Gottfried Arnold und seine kirchenkritische Sicht
Dann gibt es als Nächstes Gottfried Arnold. Er ist insbesondere bekannt geworden, weil er zunächst Pfarrer in der evangelisch-lutherischen Kirche war und diese dann relativ massiv kritisierte. Er sagte nämlich, die lutherische Kirche sei das Babel der Endzeit. Außerdem meinte er, man müsse jetzt wieder zur Urgemeinde zurückkehren. Diese Urgemeinde sollte eine Art Hausgemeinde sein, und man könne so der ersten Liebe nacheifern.
Es wundert daher nicht, dass er seines Pfarramts enthoben wurde. Jahrelang arbeitete er an einer ersten Kirchengeschichte aus pietistischer Sicht. Diese wurde 1699 und 1700 in zwei Abteilungen, in zwei Bänden, unter dem Titel „Unparteiische Kirchen- und Ketzerhistorie“ herausgegeben. Das war eine ganz neue Perspektive, die bis heute zum Teil sehr prägend ist.

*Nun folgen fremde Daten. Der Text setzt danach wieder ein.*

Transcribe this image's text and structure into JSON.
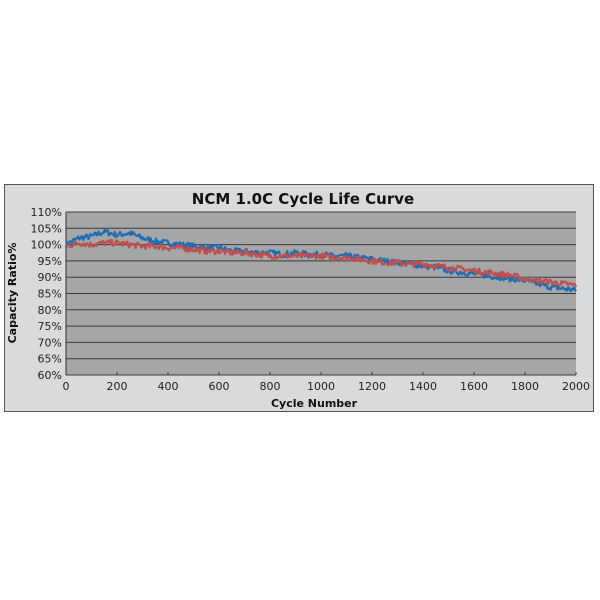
{
  "chart_data": {
    "type": "line",
    "title": "NCM 1.0C Cycle Life Curve",
    "xlabel": "Cycle Number",
    "ylabel": "Capacity Ratio%",
    "xlim": [
      0,
      2000
    ],
    "ylim": [
      60,
      110
    ],
    "xticks": [
      0,
      200,
      400,
      600,
      800,
      1000,
      1200,
      1400,
      1600,
      1800,
      2000
    ],
    "xtick_labels": [
      "0",
      "200",
      "400",
      "600",
      "800",
      "1000",
      "1200",
      "1400",
      "1600",
      "1800",
      "2000"
    ],
    "yticks": [
      60,
      65,
      70,
      75,
      80,
      85,
      90,
      95,
      100,
      105,
      110
    ],
    "ytick_labels": [
      "60%",
      "65%",
      "70%",
      "75%",
      "80%",
      "85%",
      "90%",
      "95%",
      "100%",
      "105%",
      "110%"
    ],
    "grid": true,
    "x": [
      0,
      50,
      100,
      150,
      200,
      250,
      300,
      350,
      400,
      450,
      500,
      550,
      600,
      650,
      700,
      750,
      800,
      850,
      900,
      950,
      1000,
      1050,
      1100,
      1150,
      1200,
      1250,
      1300,
      1350,
      1400,
      1450,
      1500,
      1550,
      1600,
      1650,
      1700,
      1750,
      1800,
      1850,
      1900,
      1950,
      2000
    ],
    "series": [
      {
        "name": "blue",
        "color": "#1f6db3",
        "values": [
          100,
          102,
          102.5,
          104,
          103,
          103.5,
          102,
          101,
          100.5,
          100,
          99.5,
          99,
          99,
          98,
          98,
          97.5,
          97.5,
          97,
          97.5,
          97,
          97,
          96.5,
          96.5,
          96,
          95.5,
          95,
          94.5,
          94,
          93.5,
          93,
          92,
          91.5,
          91,
          90.5,
          90,
          89.5,
          89,
          88,
          87,
          86.5,
          86
        ]
      },
      {
        "name": "red",
        "color": "#c0504d",
        "values": [
          99.5,
          100.5,
          100,
          100.5,
          100.5,
          100,
          99.5,
          99.5,
          99,
          99,
          98.5,
          98,
          98,
          97.5,
          97.5,
          97,
          96.5,
          96.5,
          96.5,
          96.5,
          96.5,
          96,
          96,
          95.5,
          95,
          94.5,
          94.5,
          94,
          94,
          93.5,
          93,
          92.5,
          92,
          91.5,
          91,
          90.5,
          89.5,
          89,
          88.5,
          88,
          87.5
        ]
      }
    ]
  }
}
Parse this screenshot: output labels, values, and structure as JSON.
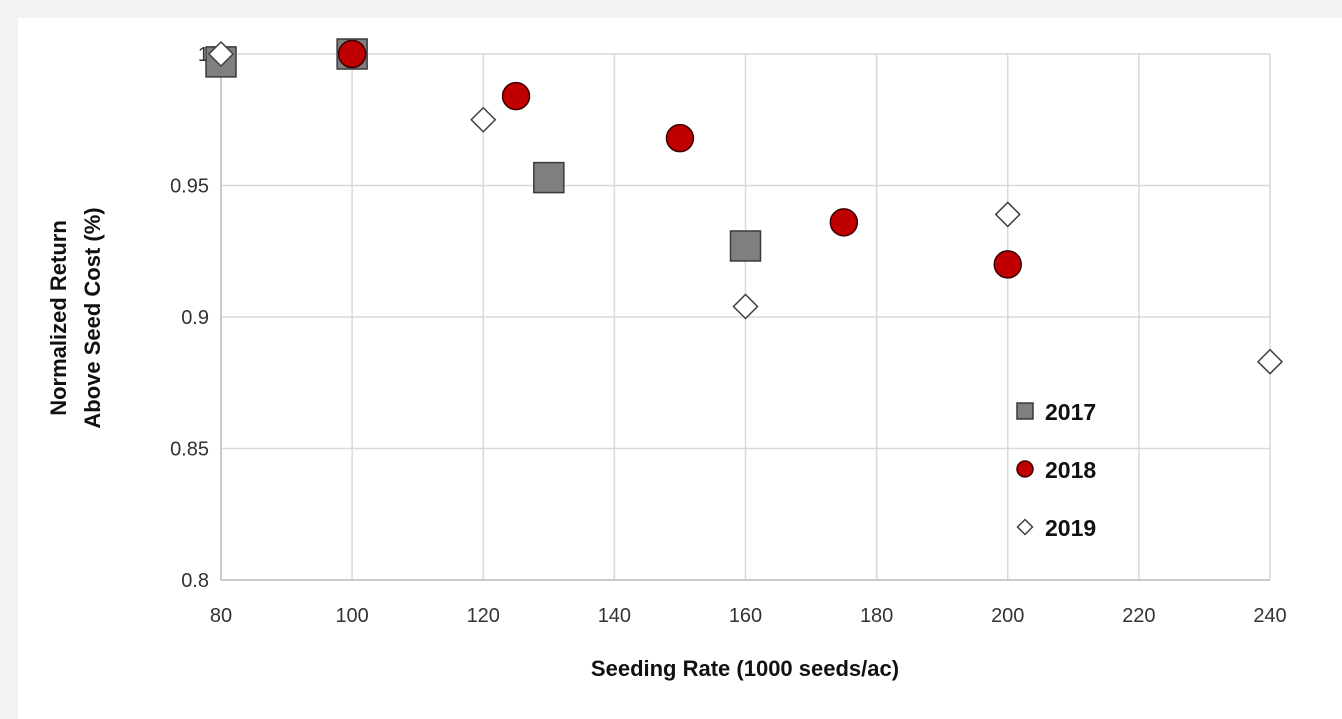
{
  "chart_data": {
    "type": "scatter",
    "title": "",
    "xlabel": "Seeding Rate  (1000 seeds/ac)",
    "ylabel_lines": [
      "Normalized Return",
      "Above Seed Cost (%)"
    ],
    "xlim": [
      80,
      240
    ],
    "ylim": [
      0.8,
      1.0
    ],
    "x_ticks": [
      80,
      100,
      120,
      140,
      160,
      180,
      200,
      220,
      240
    ],
    "x_tick_labels": [
      "80",
      "100",
      "120",
      "140",
      "160",
      "180",
      "200",
      "220",
      "240"
    ],
    "y_ticks": [
      0.8,
      0.85,
      0.9,
      0.95,
      1.0
    ],
    "y_tick_labels": [
      "0.8",
      "0.85",
      "0.9",
      "0.95",
      "1"
    ],
    "grid": true,
    "legend_position": "bottom-right",
    "series": [
      {
        "name": "2017",
        "marker": "square",
        "color": "#7f7f7f",
        "edge_color": "#3a3a3a",
        "points": [
          {
            "x": 80,
            "y": 0.997
          },
          {
            "x": 100,
            "y": 1.0
          },
          {
            "x": 130,
            "y": 0.953
          },
          {
            "x": 160,
            "y": 0.927
          }
        ]
      },
      {
        "name": "2018",
        "marker": "circle",
        "color": "#c00000",
        "edge_color": "#3a0000",
        "points": [
          {
            "x": 100,
            "y": 1.0
          },
          {
            "x": 125,
            "y": 0.984
          },
          {
            "x": 150,
            "y": 0.968
          },
          {
            "x": 175,
            "y": 0.936
          },
          {
            "x": 200,
            "y": 0.92
          }
        ]
      },
      {
        "name": "2019",
        "marker": "diamond",
        "color": "#ffffff",
        "edge_color": "#404040",
        "points": [
          {
            "x": 80,
            "y": 1.0
          },
          {
            "x": 120,
            "y": 0.975
          },
          {
            "x": 160,
            "y": 0.904
          },
          {
            "x": 200,
            "y": 0.939
          },
          {
            "x": 240,
            "y": 0.883
          }
        ]
      }
    ]
  }
}
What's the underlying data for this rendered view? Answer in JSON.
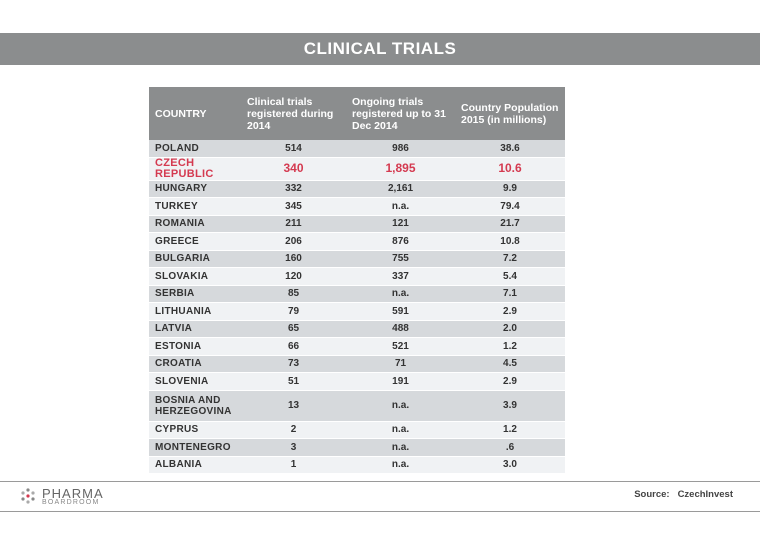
{
  "page": {
    "title": "CLINICAL TRIALS"
  },
  "table": {
    "headers": [
      "COUNTRY",
      "Clinical trials registered during 2014",
      "Ongoing trials registered up to 31 Dec 2014",
      "Country Population 2015 (in millions)"
    ],
    "rows": [
      {
        "country": "POLAND",
        "trials": "514",
        "ongoing": "986",
        "population": "38.6"
      },
      {
        "country": "CZECH REPUBLIC",
        "trials": "340",
        "ongoing": "1,895",
        "population": "10.6",
        "highlight": true
      },
      {
        "country": "HUNGARY",
        "trials": "332",
        "ongoing": "2,161",
        "population": "9.9"
      },
      {
        "country": "TURKEY",
        "trials": "345",
        "ongoing": "n.a.",
        "population": "79.4"
      },
      {
        "country": "ROMANIA",
        "trials": "211",
        "ongoing": "121",
        "population": "21.7"
      },
      {
        "country": "GREECE",
        "trials": "206",
        "ongoing": "876",
        "population": "10.8"
      },
      {
        "country": "BULGARIA",
        "trials": "160",
        "ongoing": "755",
        "population": "7.2"
      },
      {
        "country": "SLOVAKIA",
        "trials": "120",
        "ongoing": "337",
        "population": "5.4"
      },
      {
        "country": "SERBIA",
        "trials": "85",
        "ongoing": "n.a.",
        "population": "7.1"
      },
      {
        "country": "LITHUANIA",
        "trials": "79",
        "ongoing": "591",
        "population": "2.9"
      },
      {
        "country": "LATVIA",
        "trials": "65",
        "ongoing": "488",
        "population": "2.0"
      },
      {
        "country": "ESTONIA",
        "trials": "66",
        "ongoing": "521",
        "population": "1.2"
      },
      {
        "country": "CROATIA",
        "trials": "73",
        "ongoing": "71",
        "population": "4.5"
      },
      {
        "country": "SLOVENIA",
        "trials": "51",
        "ongoing": "191",
        "population": "2.9"
      },
      {
        "country": "BOSNIA AND HERZEGOVINA",
        "trials": "13",
        "ongoing": "n.a.",
        "population": "3.9"
      },
      {
        "country": "CYPRUS",
        "trials": "2",
        "ongoing": "n.a.",
        "population": "1.2"
      },
      {
        "country": "MONTENEGRO",
        "trials": "3",
        "ongoing": "n.a.",
        "population": ".6"
      },
      {
        "country": "ALBANIA",
        "trials": "1",
        "ongoing": "n.a.",
        "population": "3.0"
      }
    ]
  },
  "colors": {
    "header_bg": "#8b8d8e",
    "highlight": "#d43a50",
    "row_dark": "#d6d9dc",
    "row_light": "#f0f2f4"
  },
  "footer": {
    "logo_main": "PHARMA",
    "logo_sub": "BOARDROOM",
    "logo_icon": "pharma-dots-icon",
    "source_label": "Source:",
    "source_value": "CzechInvest"
  }
}
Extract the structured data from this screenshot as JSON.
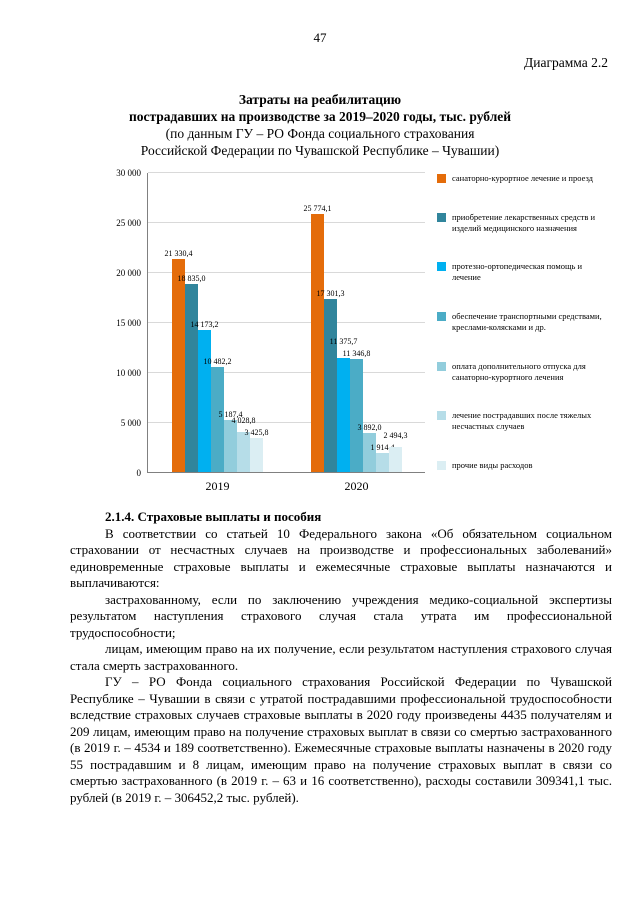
{
  "page": {
    "number": "47",
    "diagram_label": "Диаграмма 2.2"
  },
  "chart": {
    "title_lines": [
      "Затраты на реабилитацию",
      "пострадавших на производстве за 2019–2020 годы, тыс. рублей"
    ],
    "subtitle_lines": [
      "(по данным ГУ – РО Фонда социального страхования",
      "Российской Федерации по Чувашской Республике – Чувашии)"
    ]
  },
  "chart_data": {
    "type": "bar",
    "title": "Затраты на реабилитацию пострадавших на производстве за 2019–2020 годы, тыс. рублей",
    "categories": [
      "2019",
      "2020"
    ],
    "ylim": [
      0,
      30000
    ],
    "ytick_step": 5000,
    "ytick_labels": [
      "0",
      "5 000",
      "10 000",
      "15 000",
      "20 000",
      "25 000",
      "30 000"
    ],
    "grid": true,
    "legend_position": "right",
    "series": [
      {
        "name": "санаторно-курортное лечение и проезд",
        "color": "#E46C0A",
        "values": [
          21330.4,
          25774.1
        ],
        "value_labels": [
          "21 330,4",
          "25 774,1"
        ]
      },
      {
        "name": "приобретение лекарственных средств и изделий медицинского назначения",
        "color": "#31859C",
        "values": [
          18835.0,
          17301.3
        ],
        "value_labels": [
          "18 835,0",
          "17 301,3"
        ]
      },
      {
        "name": "протезно-ортопедическая помощь и лечение",
        "color": "#00B0F0",
        "values": [
          14173.2,
          11375.7
        ],
        "value_labels": [
          "14 173,2",
          "11 375,7"
        ]
      },
      {
        "name": "обеспечение транспортными средствами, креслами-колясками и др.",
        "color": "#4BACC6",
        "values": [
          10482.2,
          11346.8
        ],
        "value_labels": [
          "10 482,2",
          "11 346,8"
        ]
      },
      {
        "name": "оплата дополнительного отпуска для санаторно-курортного лечения",
        "color": "#92CDDC",
        "values": [
          5187.4,
          3892.0
        ],
        "value_labels": [
          "5 187,4",
          "3 892,0"
        ]
      },
      {
        "name": "лечение пострадавших после тяжелых несчастных случаев",
        "color": "#B6DDE8",
        "values": [
          4028.8,
          1914.4
        ],
        "value_labels": [
          "4 028,8",
          "1 914,4"
        ]
      },
      {
        "name": "прочие виды расходов",
        "color": "#DBEEF3",
        "values": [
          3425.8,
          2494.3
        ],
        "value_labels": [
          "3 425,8",
          "2 494,3"
        ]
      }
    ]
  },
  "section": {
    "heading": "2.1.4. Страховые выплаты и пособия",
    "paragraphs": [
      "В соответствии со статьей 10 Федерального закона «Об обязательном социальном страховании от несчастных случаев на производстве и профессиональных заболеваний» единовременные страховые выплаты и ежемесячные страховые выплаты назначаются и выплачиваются:",
      "застрахованному, если по заключению учреждения медико-социальной экспертизы результатом наступления страхового случая стала утрата им профессиональной трудоспособности;",
      "лицам, имеющим право на их получение, если результатом наступления страхового случая стала смерть застрахованного.",
      "ГУ – РО Фонда социального страхования Российской Федерации по Чувашской Республике – Чувашии в связи с утратой пострадавшими профессиональной трудоспособности вследствие страховых случаев страховые выплаты в 2020 году произведены 4435 получателям и 209 лицам, имеющим право на получение страховых выплат в связи со смертью застрахованного (в 2019 г. – 4534 и 189 соответственно). Ежемесячные страховые выплаты назначены в 2020 году 55 пострадавшим и 8 лицам, имеющим право на получение страховых выплат в связи со смертью застрахованного (в 2019 г. – 63 и 16 соответственно), расходы составили 309341,1 тыс. рублей (в 2019 г. – 306452,2 тыс. рублей)."
    ]
  }
}
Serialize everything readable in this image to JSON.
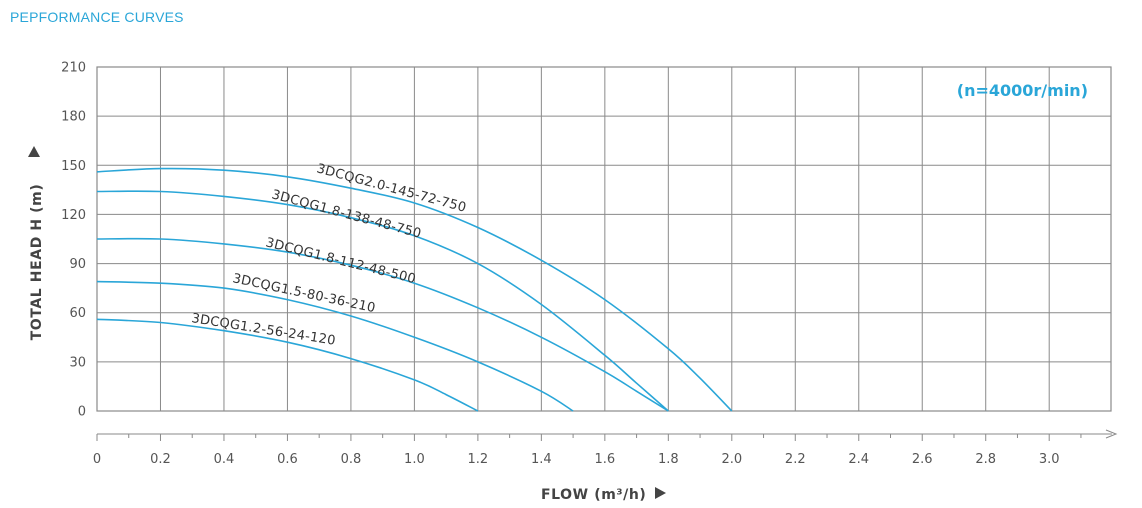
{
  "page": {
    "title": "PEPFORMANCE CURVES"
  },
  "chart_data": {
    "type": "line",
    "xlabel": "FLOW (m³/h)",
    "ylabel": "TOTAL HEAD H (m)",
    "annotation": "(n=4000r/min)",
    "xlim": [
      0,
      3.2
    ],
    "ylim": [
      0,
      210
    ],
    "xticks": [
      0,
      0.2,
      0.4,
      0.6,
      0.8,
      1.0,
      1.2,
      1.4,
      1.6,
      1.8,
      2.0,
      2.2,
      2.4,
      2.6,
      2.8,
      3.0
    ],
    "xtick_labels": [
      "0",
      "0.2",
      "0.4",
      "0.6",
      "0.8",
      "1.0",
      "1.2",
      "1.4",
      "1.6",
      "1.8",
      "2.0",
      "2.2",
      "2.4",
      "2.6",
      "2.8",
      "3.0"
    ],
    "yticks": [
      0,
      30,
      60,
      90,
      120,
      150,
      180,
      210
    ],
    "ytick_labels": [
      "0",
      "30",
      "60",
      "90",
      "120",
      "150",
      "180",
      "210"
    ],
    "grid": true,
    "line_color": "#2aa6d8",
    "series": [
      {
        "name": "3DCQG2.0-145-72-750",
        "x": [
          0,
          0.2,
          0.4,
          0.6,
          0.8,
          1.0,
          1.2,
          1.4,
          1.6,
          1.8,
          1.9,
          2.0
        ],
        "y": [
          146,
          148,
          147,
          143,
          136,
          127,
          112,
          92,
          68,
          38,
          20,
          0
        ]
      },
      {
        "name": "3DCQG1.8-138-48-750",
        "x": [
          0,
          0.2,
          0.4,
          0.6,
          0.8,
          1.0,
          1.2,
          1.4,
          1.6,
          1.7,
          1.8
        ],
        "y": [
          134,
          134,
          131,
          126,
          118,
          107,
          90,
          65,
          34,
          17,
          0
        ]
      },
      {
        "name": "3DCQG1.8-112-48-500",
        "x": [
          0,
          0.2,
          0.4,
          0.6,
          0.8,
          1.0,
          1.2,
          1.4,
          1.6,
          1.7,
          1.8
        ],
        "y": [
          105,
          105,
          102,
          97,
          89,
          78,
          63,
          45,
          24,
          12,
          0
        ]
      },
      {
        "name": "3DCQG1.5-80-36-210",
        "x": [
          0,
          0.2,
          0.4,
          0.6,
          0.8,
          1.0,
          1.2,
          1.4,
          1.5
        ],
        "y": [
          79,
          78,
          75,
          68,
          58,
          45,
          30,
          12,
          0
        ]
      },
      {
        "name": "3DCQG1.2-56-24-120",
        "x": [
          0,
          0.2,
          0.4,
          0.6,
          0.8,
          1.0,
          1.1,
          1.2
        ],
        "y": [
          56,
          54,
          49,
          42,
          32,
          19,
          10,
          0
        ]
      }
    ]
  }
}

Arnold geht davon aus, dass es zunächst die Urgemeinde gab, dann aber ein großer Verfall einsetzte. In diesem Verfall wurde die Urgemeinde zur Staatskirche, und zwar unter Konstantin dem Großen. Dieses Muster wurde später häufig im Pietismus vertreten: Die Urgemeinde wird idealisiert und sehr positiv dargestellt. Danach folgt ein Verfall der Kirche, der etwa 1200 Jahre dauert – bis zur Reformation. In der Reformation wirkt Gott wieder, allerdings zunächst nur eingeschränkt. Erst im Pietismus kommt dieses Wirken Gottes wieder zur vollen Blüte, und zwar nicht im kirchlichen, sondern im außerkirchlichen Pietismus, so interpretiert Arnold das.
Zwischendurch gibt es immer kleine Reste, in denen Gott noch wirksam ist. Das sind besonders Gruppen, die von der Kirche verfolgt werden. Manches Mal würden wir aus heutiger Perspektive sagen, dass Arnold hier sicherlich nicht ganz unrecht hat. Denken wir beispielsweise an die Waldenser, eine Kirche, die im Mittelalter von Petrus Valdes im Süden Frankreichs gegründet wurde. Diese hatten ähnliche Ideen wie Luther und wollten zurück zur Bibel. Oder denken wir an John Wycliffe, den ich schon als Vorläufer des Pietismus im Spätmittelalter genannt habe.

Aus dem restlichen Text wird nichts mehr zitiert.